Placing the Sun on the left, Earth in the middle and Jupiter on the right, with the lines highlighting rays of light as they reach the planets. Before we thought light was a wave, it must have travelled in a straight line. The problem arises when we consider that the Sun is millions of times larger than Earth and since light falls on the entire surface of the Earth facing towards the Sun. The entire sky should be covered with the tiny surface area size of Earth on the Sun; same as looking at the Sun point blank, no matter where you are on Earth there would be no escaping, horizon to horizon. The same rules apply to any source of light on the dark side of the Earth, a light shining directly towards an observer should be the same size be it a meter or two away, it’s not.

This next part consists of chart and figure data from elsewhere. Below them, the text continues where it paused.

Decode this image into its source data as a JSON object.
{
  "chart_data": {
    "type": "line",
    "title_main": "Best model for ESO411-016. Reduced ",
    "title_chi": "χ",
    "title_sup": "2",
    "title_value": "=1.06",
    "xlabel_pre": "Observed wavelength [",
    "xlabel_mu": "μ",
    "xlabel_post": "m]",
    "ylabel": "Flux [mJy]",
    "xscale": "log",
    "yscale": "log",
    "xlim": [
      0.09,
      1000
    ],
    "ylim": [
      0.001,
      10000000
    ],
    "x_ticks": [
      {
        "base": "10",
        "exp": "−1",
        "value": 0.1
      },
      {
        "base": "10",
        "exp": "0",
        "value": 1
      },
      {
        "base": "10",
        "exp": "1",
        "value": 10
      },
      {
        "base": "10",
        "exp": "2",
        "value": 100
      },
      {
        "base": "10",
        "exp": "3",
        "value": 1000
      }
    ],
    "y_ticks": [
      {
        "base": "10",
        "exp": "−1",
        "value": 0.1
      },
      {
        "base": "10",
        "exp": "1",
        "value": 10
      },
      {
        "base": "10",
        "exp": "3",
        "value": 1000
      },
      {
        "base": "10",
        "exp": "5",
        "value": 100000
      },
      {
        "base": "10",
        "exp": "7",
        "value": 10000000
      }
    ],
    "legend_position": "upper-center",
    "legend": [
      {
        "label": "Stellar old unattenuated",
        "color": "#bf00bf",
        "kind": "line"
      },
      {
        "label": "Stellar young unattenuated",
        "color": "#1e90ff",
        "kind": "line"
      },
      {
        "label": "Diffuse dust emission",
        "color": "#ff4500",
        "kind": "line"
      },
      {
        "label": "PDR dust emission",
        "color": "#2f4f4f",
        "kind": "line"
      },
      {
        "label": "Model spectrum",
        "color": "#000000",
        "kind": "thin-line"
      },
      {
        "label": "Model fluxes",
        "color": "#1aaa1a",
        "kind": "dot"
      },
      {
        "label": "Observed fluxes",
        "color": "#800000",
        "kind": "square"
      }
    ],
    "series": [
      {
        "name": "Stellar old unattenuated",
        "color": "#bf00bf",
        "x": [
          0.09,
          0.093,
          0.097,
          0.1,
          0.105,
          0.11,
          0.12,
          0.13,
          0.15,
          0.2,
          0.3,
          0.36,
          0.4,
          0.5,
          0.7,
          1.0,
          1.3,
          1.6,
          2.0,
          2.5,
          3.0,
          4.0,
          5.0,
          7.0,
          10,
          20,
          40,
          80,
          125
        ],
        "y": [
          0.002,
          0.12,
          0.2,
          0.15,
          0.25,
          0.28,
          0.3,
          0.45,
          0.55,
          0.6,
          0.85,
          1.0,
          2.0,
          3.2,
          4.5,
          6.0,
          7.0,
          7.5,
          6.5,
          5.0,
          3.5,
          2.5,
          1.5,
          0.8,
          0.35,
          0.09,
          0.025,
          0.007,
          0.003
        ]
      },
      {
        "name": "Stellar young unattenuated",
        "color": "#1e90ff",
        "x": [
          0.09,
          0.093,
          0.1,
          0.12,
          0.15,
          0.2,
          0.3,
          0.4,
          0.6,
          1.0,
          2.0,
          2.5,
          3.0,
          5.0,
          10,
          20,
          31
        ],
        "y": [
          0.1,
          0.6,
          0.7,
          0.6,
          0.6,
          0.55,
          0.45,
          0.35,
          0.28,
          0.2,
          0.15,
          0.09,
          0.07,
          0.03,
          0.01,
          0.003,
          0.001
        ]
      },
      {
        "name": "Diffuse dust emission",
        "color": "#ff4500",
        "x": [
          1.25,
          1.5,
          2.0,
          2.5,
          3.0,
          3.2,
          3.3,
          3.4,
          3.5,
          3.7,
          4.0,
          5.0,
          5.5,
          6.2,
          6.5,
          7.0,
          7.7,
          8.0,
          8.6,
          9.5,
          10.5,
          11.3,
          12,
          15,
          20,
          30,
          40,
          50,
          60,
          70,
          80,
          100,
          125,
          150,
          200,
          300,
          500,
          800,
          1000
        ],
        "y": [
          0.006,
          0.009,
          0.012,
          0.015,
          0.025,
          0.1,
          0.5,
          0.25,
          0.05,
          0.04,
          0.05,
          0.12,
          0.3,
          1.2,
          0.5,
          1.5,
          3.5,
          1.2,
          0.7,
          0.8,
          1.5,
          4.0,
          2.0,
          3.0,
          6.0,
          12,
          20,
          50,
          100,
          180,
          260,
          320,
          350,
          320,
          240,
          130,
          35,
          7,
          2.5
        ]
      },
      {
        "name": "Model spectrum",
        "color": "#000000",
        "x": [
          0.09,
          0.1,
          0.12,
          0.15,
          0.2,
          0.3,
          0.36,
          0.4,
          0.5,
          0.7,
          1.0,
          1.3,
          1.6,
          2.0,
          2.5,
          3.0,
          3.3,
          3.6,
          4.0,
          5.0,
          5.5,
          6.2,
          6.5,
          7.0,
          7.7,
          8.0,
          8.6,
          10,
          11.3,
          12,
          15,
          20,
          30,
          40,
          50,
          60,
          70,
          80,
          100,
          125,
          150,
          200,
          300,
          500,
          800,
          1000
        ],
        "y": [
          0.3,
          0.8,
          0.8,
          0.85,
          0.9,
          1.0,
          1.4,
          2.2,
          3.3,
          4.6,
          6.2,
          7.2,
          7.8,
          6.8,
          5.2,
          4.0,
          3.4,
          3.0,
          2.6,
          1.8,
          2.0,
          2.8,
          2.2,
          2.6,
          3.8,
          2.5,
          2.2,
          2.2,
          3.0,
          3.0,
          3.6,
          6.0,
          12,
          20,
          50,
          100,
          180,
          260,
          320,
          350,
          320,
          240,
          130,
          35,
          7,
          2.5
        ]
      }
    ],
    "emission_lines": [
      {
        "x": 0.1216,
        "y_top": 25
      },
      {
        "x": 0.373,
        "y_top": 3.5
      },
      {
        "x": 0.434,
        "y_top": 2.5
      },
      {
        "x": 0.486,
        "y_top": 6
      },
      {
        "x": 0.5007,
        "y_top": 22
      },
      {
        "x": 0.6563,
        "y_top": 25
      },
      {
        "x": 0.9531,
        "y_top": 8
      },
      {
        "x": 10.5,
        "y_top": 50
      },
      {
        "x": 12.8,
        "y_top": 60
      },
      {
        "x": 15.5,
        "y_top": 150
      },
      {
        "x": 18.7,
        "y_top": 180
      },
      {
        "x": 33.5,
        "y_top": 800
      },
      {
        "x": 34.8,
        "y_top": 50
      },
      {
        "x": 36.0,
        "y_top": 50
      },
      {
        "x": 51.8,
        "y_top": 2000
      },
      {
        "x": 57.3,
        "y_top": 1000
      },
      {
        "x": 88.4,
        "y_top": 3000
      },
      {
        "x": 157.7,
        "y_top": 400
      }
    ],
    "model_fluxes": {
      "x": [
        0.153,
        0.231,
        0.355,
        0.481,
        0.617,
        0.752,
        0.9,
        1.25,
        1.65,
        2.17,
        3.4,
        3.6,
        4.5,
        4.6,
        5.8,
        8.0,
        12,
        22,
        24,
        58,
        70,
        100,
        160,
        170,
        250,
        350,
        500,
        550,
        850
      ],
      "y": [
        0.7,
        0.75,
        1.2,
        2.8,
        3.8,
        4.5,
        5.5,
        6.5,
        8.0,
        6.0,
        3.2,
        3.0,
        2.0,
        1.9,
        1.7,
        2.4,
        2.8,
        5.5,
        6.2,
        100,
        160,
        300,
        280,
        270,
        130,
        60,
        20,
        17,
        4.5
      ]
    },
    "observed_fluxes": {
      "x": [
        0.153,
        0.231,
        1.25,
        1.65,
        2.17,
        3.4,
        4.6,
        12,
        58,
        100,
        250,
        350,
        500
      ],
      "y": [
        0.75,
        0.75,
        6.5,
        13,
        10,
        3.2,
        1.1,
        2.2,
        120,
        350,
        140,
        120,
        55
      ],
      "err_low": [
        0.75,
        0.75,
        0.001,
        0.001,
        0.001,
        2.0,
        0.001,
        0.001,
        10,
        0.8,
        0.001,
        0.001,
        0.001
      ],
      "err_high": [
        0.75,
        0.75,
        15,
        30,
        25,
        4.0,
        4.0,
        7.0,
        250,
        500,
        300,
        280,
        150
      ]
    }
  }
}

Optics could account for this, our eyes bend light, the brain interprets the inputs and therefore in distance objects appear smaller, this is fine to some limit. Look at the Sun, it spans from horizon to horizon, most of the light coming from a small area of Sun that Earth is facing. I doubt that out eyes could compress an image of such magnitude, especially when Earth is staring at a inconvenient one millionth piece of the Sun.
Wave and quantum theories of light offer a solution, however I’m not a nuclear scientist and wiki doesn’t seem to offer a clean interpretation of these two theories relating to optics. Following is to the best of my understanding.
On the left is a source of light, as represented in wave theory, the ripples are a single light wave that is moving trough time (isolated), on the right is quantum representation of the same light source (two waves of them). To explain why the Sun doesn’t cover our entire sky, if the waves are stretching as they expand in all directions simultaneously, that expansion is the distance size relationship. Further away from the source, more stretched the wave is and a smaller amount of energy reaches our eyes. Our eyes detect the energy and wavelength of the ripples that reach them. Wavelength can be reconstructed without too much distortion from other light sources.
In quantum perspective, light becomes a particle of energy that behaves as a wave (photon), does it split to cover the distance, does it compress or stretch?